Another mass shooting, and another round of talking heads is clamoring for “common-sense” gun control. The latest massacre, at Santa Fe High School in Texas, lead to the murder of 10 people by deranged teenager Dimitrious Pagourtzis, who stole the firearms from his father. After suffering intense humiliation from a would-be girlfriend, he went on a shooting spree in unhinged retaliation. This is beyond terrible. The rapid pace of gun massacres must be confronted, especially at public schools.
The media are not helping, of course. They over-cover these tragedies and relentlessly push a gun control agenda. We still don’t know what happened in Las Vegas (I can tell you, just hold on a sec). Following the Santa Fe shooting, CNN fudged the numbers, lumping in gang-shootings and accidental deaths with the mass shootings that have targeted schools. They also mocked Texas Lieutenant Governor Patrick, claiming that he blamed the number of exits and entrances to the high school. Honestly, diminishing the number of entrances in a school will better protect schools. Even in California, school boards are reducing the number of ways anyone can enter a school, and those proposals can eliminate dangerous malefactors. David Hogg and the rest of the Parkland crew with their left-wing mainstream media agents like the Los Angeles Times focus on the “mass-shooting” firearms. “Get rid of the guns!” How about we tax the bullets, while we’re waiting? Chris Rock suggested as much in one of his comedy routines.

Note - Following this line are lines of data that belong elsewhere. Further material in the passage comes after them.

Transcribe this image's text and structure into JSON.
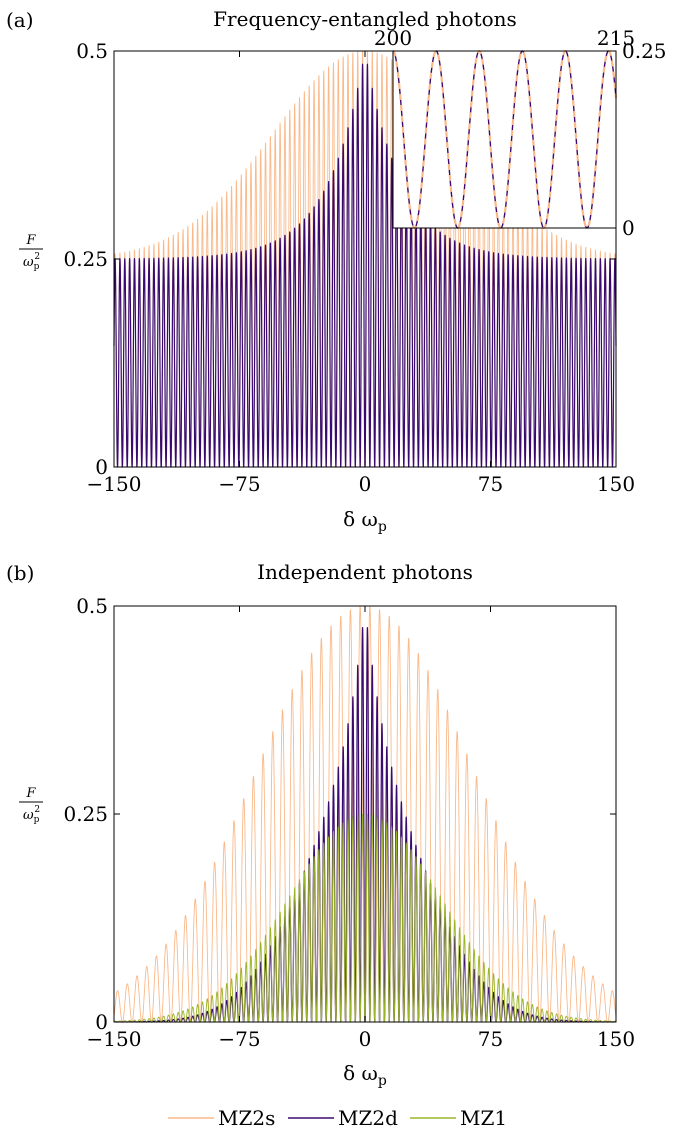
{
  "chart_data": [
    {
      "panel_label": "(a)",
      "title": "Frequency-entangled photons",
      "type": "line",
      "xlabel": "δ ω",
      "xlabel_sub": "p",
      "ylabel_num": "F",
      "ylabel_den": "ω",
      "ylabel_den_sub": "p",
      "ylabel_den_sup": "2",
      "xlim": [
        -150,
        150
      ],
      "ylim": [
        0,
        0.5
      ],
      "xticks": [
        "−150",
        "−75",
        "0",
        "75",
        "150"
      ],
      "xtick_values": [
        -150,
        -75,
        0,
        75,
        150
      ],
      "yticks": [
        "0",
        "0.25",
        "0.5"
      ],
      "ytick_values": [
        0,
        0.25,
        0.5
      ],
      "series": [
        {
          "name": "MZ2s",
          "color": "#f9b98a",
          "fringe_period": 2.9,
          "envelope": "entangled-broad",
          "x_range": [
            -150,
            150
          ]
        },
        {
          "name": "MZ2d",
          "color": "#3b0a6e",
          "fringe_period": 2.9,
          "envelope": "entangled-peaked",
          "x_range": [
            -150,
            150
          ]
        }
      ],
      "inset": {
        "xlim": [
          200,
          215
        ],
        "ylim": [
          0,
          0.25
        ],
        "xticks": [
          "200",
          "215"
        ],
        "xtick_values": [
          200,
          215
        ],
        "yticks": [
          "0",
          "0.25"
        ],
        "ytick_values": [
          0,
          0.25
        ],
        "period": 2.9,
        "amplitude": 0.25,
        "series": [
          {
            "name": "MZ2d",
            "color": "#3b0a6e",
            "style": "solid"
          },
          {
            "name": "MZ2s",
            "color": "#f9b98a",
            "style": "dashed"
          }
        ]
      }
    },
    {
      "panel_label": "(b)",
      "title": "Independent photons",
      "type": "line",
      "xlabel": "δ ω",
      "xlabel_sub": "p",
      "ylabel_num": "F",
      "ylabel_den": "ω",
      "ylabel_den_sub": "p",
      "ylabel_den_sup": "2",
      "xlim": [
        -150,
        150
      ],
      "ylim": [
        0,
        0.5
      ],
      "xticks": [
        "−150",
        "−75",
        "0",
        "75",
        "150"
      ],
      "xtick_values": [
        -150,
        -75,
        0,
        75,
        150
      ],
      "yticks": [
        "0",
        "0.25",
        "0.5"
      ],
      "ytick_values": [
        0,
        0.25,
        0.5
      ],
      "series": [
        {
          "name": "MZ2s",
          "color": "#f9b98a",
          "fringe_period": 5.8,
          "envelope": "gaussian",
          "peak": 0.5,
          "sigma": 65
        },
        {
          "name": "MZ2d",
          "color": "#3b0a6e",
          "fringe_period": 2.9,
          "envelope": "gaussian-peaked",
          "peak": 0.5,
          "sigma": 38
        },
        {
          "name": "MZ1",
          "color": "#9ab52a",
          "fringe_period": 2.9,
          "envelope": "gaussian",
          "peak": 0.25,
          "sigma": 45
        }
      ]
    }
  ],
  "legend": {
    "placement": "bottom",
    "items": [
      {
        "name": "MZ2s",
        "color": "#f9b98a"
      },
      {
        "name": "MZ2d",
        "color": "#3b0a6e"
      },
      {
        "name": "MZ1",
        "color": "#9ab52a"
      }
    ]
  }
}
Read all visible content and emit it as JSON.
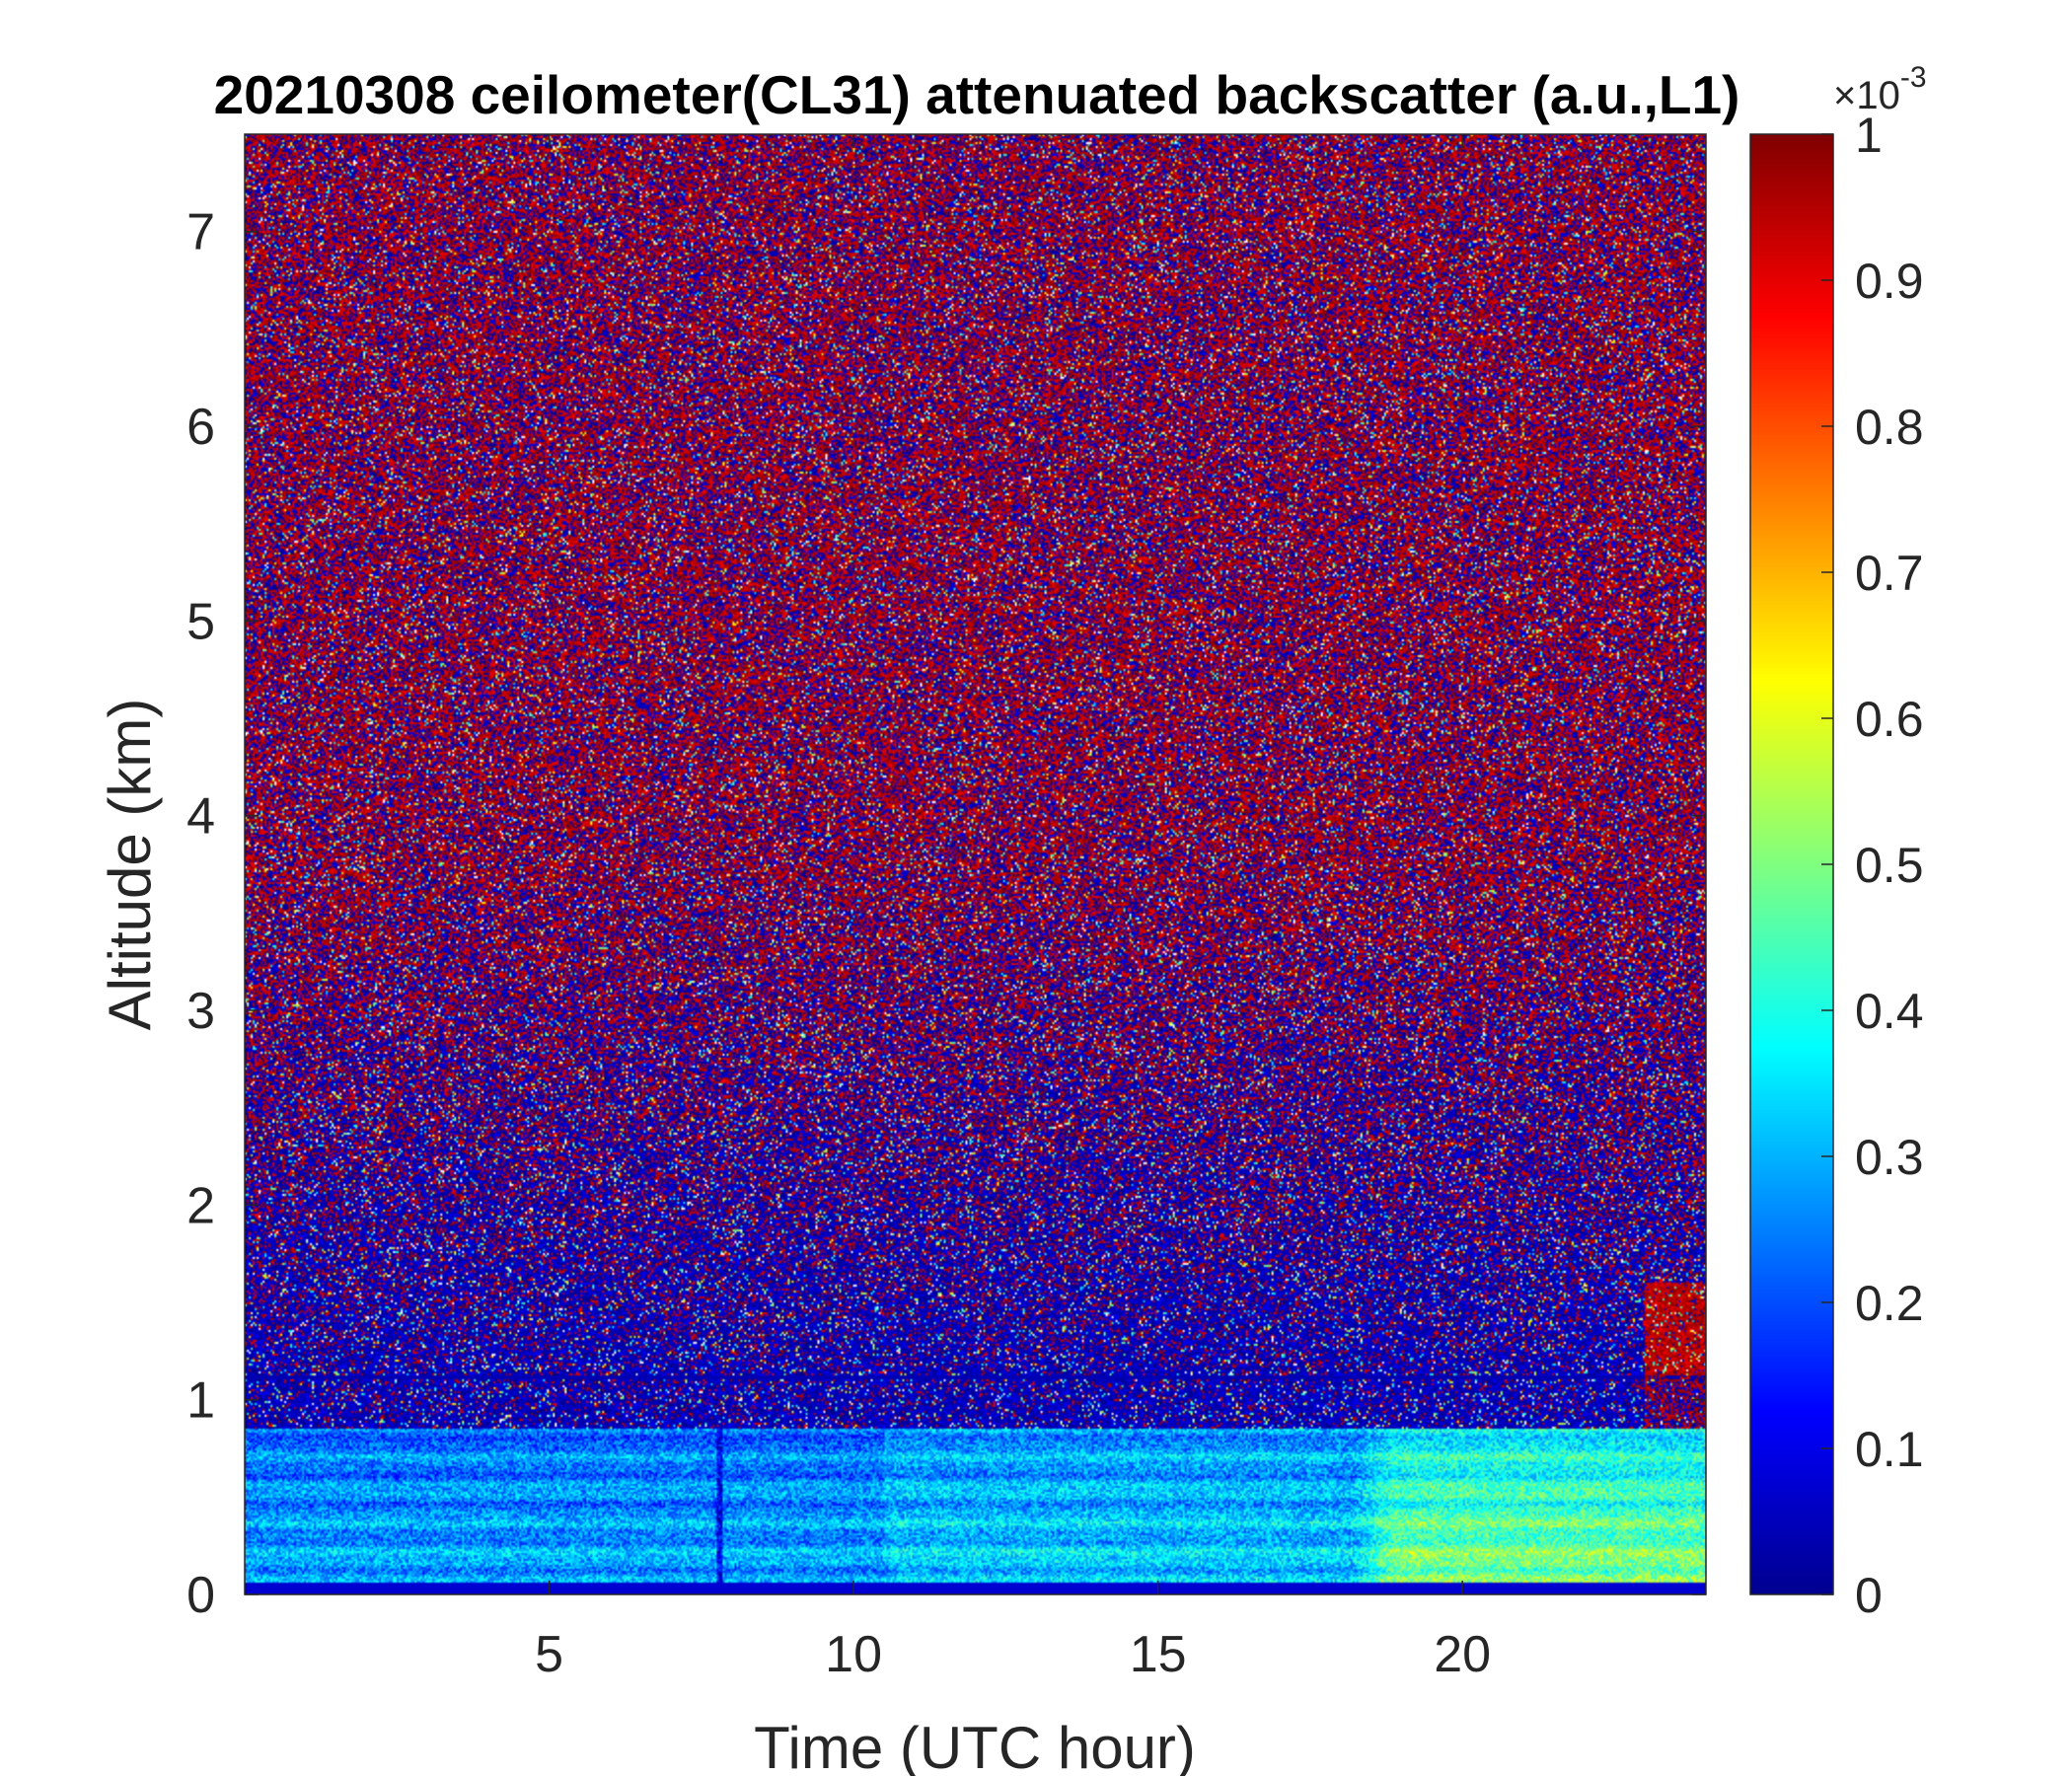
{
  "chart_data": {
    "type": "heatmap",
    "title": "20210308 ceilometer(CL31) attenuated backscatter (a.u.,L1)",
    "xlabel": "Time (UTC hour)",
    "ylabel": "Altitude (km)",
    "xlim": [
      0,
      24
    ],
    "ylim": [
      0,
      7.5
    ],
    "xticks": [
      5,
      10,
      15,
      20
    ],
    "yticks": [
      0,
      1,
      2,
      3,
      4,
      5,
      6,
      7
    ],
    "colorbar": {
      "colormap": "jet",
      "clim": [
        0,
        1
      ],
      "exponent_label": "×10",
      "exponent_value": "-3",
      "ticks": [
        0,
        0.1,
        0.2,
        0.3,
        0.4,
        0.5,
        0.6,
        0.7,
        0.8,
        0.9,
        1
      ],
      "tick_labels": [
        "0",
        "0.1",
        "0.2",
        "0.3",
        "0.4",
        "0.5",
        "0.6",
        "0.7",
        "0.8",
        "0.9",
        "1"
      ]
    },
    "features": [
      {
        "description": "boundary layer aerosol, values ~0.3-0.4",
        "time_range": [
          0,
          24
        ],
        "altitude_range": [
          0,
          0.8
        ]
      },
      {
        "description": "enhanced aerosol, values ~0.5-0.6",
        "time_range": [
          18.2,
          24
        ],
        "altitude_range": [
          0,
          0.9
        ]
      },
      {
        "description": "elevated layer, values ~0.9-1",
        "time_range": [
          23,
          24
        ],
        "altitude_range": [
          1.1,
          1.6
        ]
      }
    ],
    "grid": false
  }
}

These proposals are not enough and will never work. No matter how much common sense comes into the discussion, the regressive left refuses to recognize that guns do not kill anyone. An assailant has to aim the barrel and pull the trigger. It’s not the guns. Thankfully, Texas elected officials are not calling for gun control. They are not targeting the Second Amendment in any way—yet. Conservative experts are talking about the over-medication of our youth, the removal of God from our schools, the disregard for the rule of law from elected officials. The biggest problem, however, remains that schools are mandated gun-free zones per federal law. I have addressed this issue before, and it’s astounding that still so few want to talk about it, especially among Second Amendment proponents.
Time for a brief history lesson. The Gun-Free School Zones Act passed in 1990 as part of a larger crime control bill introduced by US Senators Joe Biden (who would have guessed?) and Herb Kohl (D-Wisconsin). Sadly, it was signed into law by George Herbert Walker Bush. Relying on the similar “I hate this part, but I have to sign the whole bill” rhetoric employed by Trump over the Omnibus bill, Bush disliked the gun-free zone aspect. It’s unthinkable that three decades ago, both sides of the aisle ultimately worked against the natural rights of American citizens, but it happened.
Bush called the gun-free zone law an overreach, and the United States Supreme Court agreed later that same year. The Court struck down the law because it overly stretched the commerce clause. Four years after the bill was signed, Congress passed and Bill Clinton signed the Brady Law, with US Senator Dianne Feinstein strapping on a scary-looking assault rifle to bully and shame anyone who opposed comprehensive gun bans. Seven years later, with US Attorney General Janet Reno’s promptings, Congress revised the law to get around the Supreme Court’s primary objections. Twenty-one years later, and no comprehensive lawsuit has emerged to challenge this nonsense.